Will Trump release long-secret government files about the Kennedy assassination?

Published April 28, 2017 7:51PM (EDT)

Donald Trump, John F. Kennedy   (AP/Wilfredo Lee/Salon)
Donald Trump, John F. Kennedy (AP/Wilfredo Lee/Salon)

Perhaps it's fitting that Donald Trump, the man who became the president thanks to the help of conspiracy radio hosts like Alex Jones and Michael Savage, now has the power to reveal thousands of documents related to the 1963 assassination of John F. Kennedy. Under a 1992 bill signed into law by former president George H.W. Bush, the federal government is obligated to disclose thousands of previously classified documents related to Kennedy's murder within the next six months.

Conspiracy theorists, including Trump's favorite Alex Jones, have been salivating for decades to get their hands on these papers, most of which are said to have been created by the FBI and CIA.

After an extensive investigation---a commission headed up by Earl Warren, then the chief justice of the U.S. Supreme Court---found no evidence of a large-scale plot to kill the president but their explanation has remained unconvincing to many, if not most Americans. According to the Gallup Organization, the public has never trusted the Warren Commission's claim that just one person, Lee Harvey Oswald, was Kennedy's killer.

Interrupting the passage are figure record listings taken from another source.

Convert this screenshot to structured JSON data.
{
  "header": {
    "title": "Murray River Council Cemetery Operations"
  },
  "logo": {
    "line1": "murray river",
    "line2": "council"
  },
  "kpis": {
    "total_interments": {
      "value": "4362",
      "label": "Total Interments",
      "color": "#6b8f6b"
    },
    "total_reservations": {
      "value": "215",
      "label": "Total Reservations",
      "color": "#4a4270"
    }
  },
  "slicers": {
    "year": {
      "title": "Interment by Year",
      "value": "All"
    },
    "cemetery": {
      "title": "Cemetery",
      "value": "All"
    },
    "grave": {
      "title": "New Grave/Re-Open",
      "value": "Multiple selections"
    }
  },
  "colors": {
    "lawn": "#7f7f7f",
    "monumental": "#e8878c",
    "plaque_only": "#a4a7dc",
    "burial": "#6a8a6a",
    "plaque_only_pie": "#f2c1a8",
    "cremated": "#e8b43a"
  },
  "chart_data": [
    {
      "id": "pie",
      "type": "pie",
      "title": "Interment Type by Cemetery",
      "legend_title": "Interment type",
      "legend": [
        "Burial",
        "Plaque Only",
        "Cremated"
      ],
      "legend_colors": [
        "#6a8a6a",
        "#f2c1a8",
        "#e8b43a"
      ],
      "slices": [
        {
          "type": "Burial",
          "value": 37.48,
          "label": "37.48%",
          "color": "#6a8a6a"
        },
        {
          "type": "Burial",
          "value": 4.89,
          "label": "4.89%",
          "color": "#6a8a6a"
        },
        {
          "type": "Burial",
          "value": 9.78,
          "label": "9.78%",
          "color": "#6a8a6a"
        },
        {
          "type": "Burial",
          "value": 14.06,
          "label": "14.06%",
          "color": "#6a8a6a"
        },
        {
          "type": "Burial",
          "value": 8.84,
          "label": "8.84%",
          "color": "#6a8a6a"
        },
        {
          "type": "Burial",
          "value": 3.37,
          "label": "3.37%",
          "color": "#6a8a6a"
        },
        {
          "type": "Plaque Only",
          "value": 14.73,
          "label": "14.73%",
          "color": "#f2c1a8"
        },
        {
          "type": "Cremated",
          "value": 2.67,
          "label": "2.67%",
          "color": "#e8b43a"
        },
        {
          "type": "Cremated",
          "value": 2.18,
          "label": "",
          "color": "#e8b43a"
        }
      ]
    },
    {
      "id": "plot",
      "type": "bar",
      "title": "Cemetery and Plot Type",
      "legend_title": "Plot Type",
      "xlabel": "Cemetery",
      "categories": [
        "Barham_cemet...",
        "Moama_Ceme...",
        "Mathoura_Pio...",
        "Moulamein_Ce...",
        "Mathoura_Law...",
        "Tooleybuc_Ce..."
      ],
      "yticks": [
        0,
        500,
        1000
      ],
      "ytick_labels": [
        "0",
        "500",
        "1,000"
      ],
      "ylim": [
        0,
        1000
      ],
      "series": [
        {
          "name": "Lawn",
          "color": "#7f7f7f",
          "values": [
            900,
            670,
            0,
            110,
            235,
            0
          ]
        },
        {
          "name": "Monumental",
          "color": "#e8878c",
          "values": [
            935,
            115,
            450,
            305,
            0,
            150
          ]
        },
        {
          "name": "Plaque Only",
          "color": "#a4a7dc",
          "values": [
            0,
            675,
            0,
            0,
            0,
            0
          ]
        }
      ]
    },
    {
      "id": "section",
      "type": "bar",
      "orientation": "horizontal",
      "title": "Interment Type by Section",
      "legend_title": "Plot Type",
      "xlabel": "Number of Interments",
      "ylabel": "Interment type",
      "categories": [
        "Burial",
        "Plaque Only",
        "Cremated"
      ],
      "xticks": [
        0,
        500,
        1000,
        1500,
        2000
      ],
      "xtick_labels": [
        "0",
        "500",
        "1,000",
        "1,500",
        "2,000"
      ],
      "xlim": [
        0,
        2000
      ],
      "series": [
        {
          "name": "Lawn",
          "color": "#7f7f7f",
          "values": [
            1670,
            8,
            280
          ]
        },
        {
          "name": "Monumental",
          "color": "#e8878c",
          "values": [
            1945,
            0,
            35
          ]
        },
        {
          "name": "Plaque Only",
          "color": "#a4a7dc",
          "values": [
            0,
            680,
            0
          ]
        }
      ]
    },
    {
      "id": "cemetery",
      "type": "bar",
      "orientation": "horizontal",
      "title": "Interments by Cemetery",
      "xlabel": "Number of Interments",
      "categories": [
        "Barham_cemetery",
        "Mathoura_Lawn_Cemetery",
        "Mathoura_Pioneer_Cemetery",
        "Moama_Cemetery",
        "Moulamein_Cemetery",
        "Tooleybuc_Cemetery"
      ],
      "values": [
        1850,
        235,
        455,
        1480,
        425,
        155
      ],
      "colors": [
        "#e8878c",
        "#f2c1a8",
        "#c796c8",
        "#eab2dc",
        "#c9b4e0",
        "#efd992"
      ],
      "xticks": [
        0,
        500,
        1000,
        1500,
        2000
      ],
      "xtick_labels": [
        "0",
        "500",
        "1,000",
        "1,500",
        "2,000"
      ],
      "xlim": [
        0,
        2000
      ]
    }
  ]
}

Strangely enough, the number of Americans who believe more than one person was involved is actually higher than it was closer to the actual event. During the 1960s, around 50 percent of Gallup respondents believed Oswald had help. In 2013, 61 percent did. In the 1990s, probably related to the conspiracy-themed film "JFK," upwards of 80 percent believed Oswald had accomplices.

It's likely that whatever is in the long-classified documents isn't going to satiate a lot of people. It might even produce new theories.

Regardless of its effect, according to Politico, the President John F. Kennedy Assassination Records Collection Act allows only a single person to determine whether the confidential reports should be released: the president of the United States.

And why wouldn't Trump release those records? After all, he can finally get to the bottom of a JFK conspiracy theory he proposed last year, that Rafael Cruz, the father of Trump's former bitter rival Sen. Ted Cruz of Texas, was actually involved in the Kennedy murder.